Drodzy Przyjaciele i Sympatycy naszych aktywności,
zapraszamy Was na kolejny wywiad z doświadczonym Menedżerem w ramach Manage or Die Interview. Dzisiaj Gościem naszego cyklu będzie Paweł Chmielewski, jak sam pisze o sobie, jest od 15 lat związany ze sprzedażą, zarządzaniem projektami, zarzadzaniem systemami jakości oraz zarządzaniem ryzykiem operacyjnym w branży lotniczej.
Jaka jest najważniejsza zasada, którą kierujesz się w życiu zawodowym?
Kilka lat temu obejrzałem film na YouTube w którym Steve Jobs wygłasza bardzo fajne przemówienie dla w absolwentów Uczelni Stanford, w którym opowiada 3 historie ze swojego życia. Kto nie widział, to szczerze polecam zwłaszcza dla osób, które rozpoczynają swoją drogę zawodową. Na samym końcu Steve opowiada historię twórców publikacji The Whole Earth Catalog, którą kończy się słowami „Stay Hungry. Stay foolish”. Pamiętam, że te 4 proste słowa wywarły na mnie duże wrażenie, ponieważ w piękny sposób oddają ideę, którą kieruję się w życiu zawodowym.

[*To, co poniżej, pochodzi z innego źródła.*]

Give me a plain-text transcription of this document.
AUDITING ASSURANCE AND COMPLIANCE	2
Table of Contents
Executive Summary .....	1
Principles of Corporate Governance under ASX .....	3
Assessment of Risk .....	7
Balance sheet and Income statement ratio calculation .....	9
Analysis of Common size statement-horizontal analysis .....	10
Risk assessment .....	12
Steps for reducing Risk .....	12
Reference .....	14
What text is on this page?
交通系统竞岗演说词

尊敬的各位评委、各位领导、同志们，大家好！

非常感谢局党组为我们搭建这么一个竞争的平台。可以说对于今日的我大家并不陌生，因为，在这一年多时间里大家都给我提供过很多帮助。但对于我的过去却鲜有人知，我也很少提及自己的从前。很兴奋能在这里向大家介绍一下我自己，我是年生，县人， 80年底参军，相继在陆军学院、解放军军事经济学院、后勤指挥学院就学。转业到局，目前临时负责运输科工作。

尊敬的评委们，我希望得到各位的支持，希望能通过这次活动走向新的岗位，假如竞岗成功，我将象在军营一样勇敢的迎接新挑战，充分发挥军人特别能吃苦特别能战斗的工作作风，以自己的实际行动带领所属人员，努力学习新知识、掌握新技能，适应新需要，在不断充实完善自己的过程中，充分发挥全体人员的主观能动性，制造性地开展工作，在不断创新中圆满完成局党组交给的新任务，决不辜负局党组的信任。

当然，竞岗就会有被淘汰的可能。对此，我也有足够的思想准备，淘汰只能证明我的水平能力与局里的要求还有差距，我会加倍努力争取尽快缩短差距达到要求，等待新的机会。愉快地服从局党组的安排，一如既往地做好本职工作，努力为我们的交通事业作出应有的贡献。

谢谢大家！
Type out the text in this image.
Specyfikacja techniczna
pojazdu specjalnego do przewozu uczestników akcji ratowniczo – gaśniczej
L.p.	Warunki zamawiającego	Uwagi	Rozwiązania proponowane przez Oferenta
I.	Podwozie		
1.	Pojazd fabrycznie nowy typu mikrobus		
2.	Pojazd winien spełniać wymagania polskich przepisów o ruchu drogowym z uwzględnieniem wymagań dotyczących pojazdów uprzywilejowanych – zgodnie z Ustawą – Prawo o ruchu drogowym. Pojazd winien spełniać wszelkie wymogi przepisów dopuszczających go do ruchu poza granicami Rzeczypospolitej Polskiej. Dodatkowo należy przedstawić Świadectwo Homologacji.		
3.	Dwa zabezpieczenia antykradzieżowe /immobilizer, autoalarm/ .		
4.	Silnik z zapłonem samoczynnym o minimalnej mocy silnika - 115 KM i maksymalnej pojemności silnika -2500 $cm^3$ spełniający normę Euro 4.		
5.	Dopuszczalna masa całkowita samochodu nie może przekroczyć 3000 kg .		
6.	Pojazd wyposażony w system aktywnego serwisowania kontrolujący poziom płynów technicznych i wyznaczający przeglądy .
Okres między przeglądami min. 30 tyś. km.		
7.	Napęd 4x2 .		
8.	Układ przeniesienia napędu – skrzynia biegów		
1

Zaczynając od końca, Stay foolish, rozumiem jako utrzymanie w sobie takiego lekko nieracjonalnego podejścia, próbę realizacji projektów, którzy inni oceniając jako niemożliwe do wykonania oraz pielęgnację w sobie wewnętrznego „dziecka" - trochę nieodpowiedzialności, żeby nie stać się starym, zgorzkniałym facetem 😊
Stay hungry, to już typowe zawodowe podejści. Bądź głodny sukcesów i nie oglądaj się na nikogo w ich realizacji, bo z reguły ludzie będą Ci tylko przeszkadzać i utrudniać osiągnięcie sukcesu. Nie każdy może zrozumieć to, co chcesz osiągnąć, zwłaszcza jeżeli w swoim życiu zawodowym kierujesz się pasją, a tak jest w moim przypadku.
Nie każdy potrafi zobaczyć ten daleki cel, który sobie stawiasz, czasami zwariowany, czasami wydający się nie do osiągnięcia, bo każdy ocenia to swoimi kryteriami … a Ty przecież chcesz latać i masz chęć osiągnięcia czegoś Wielkiego!
Co wyróżnia Ciebie jako Menedżera?
W tej sprawie najlepiej byłoby zapytać osób, z którymi współpracowałem, ale gdybym miał opisać siebie, to powiedziałbym, że
jestem wielkim optymistą przygotowanym na najgorsze.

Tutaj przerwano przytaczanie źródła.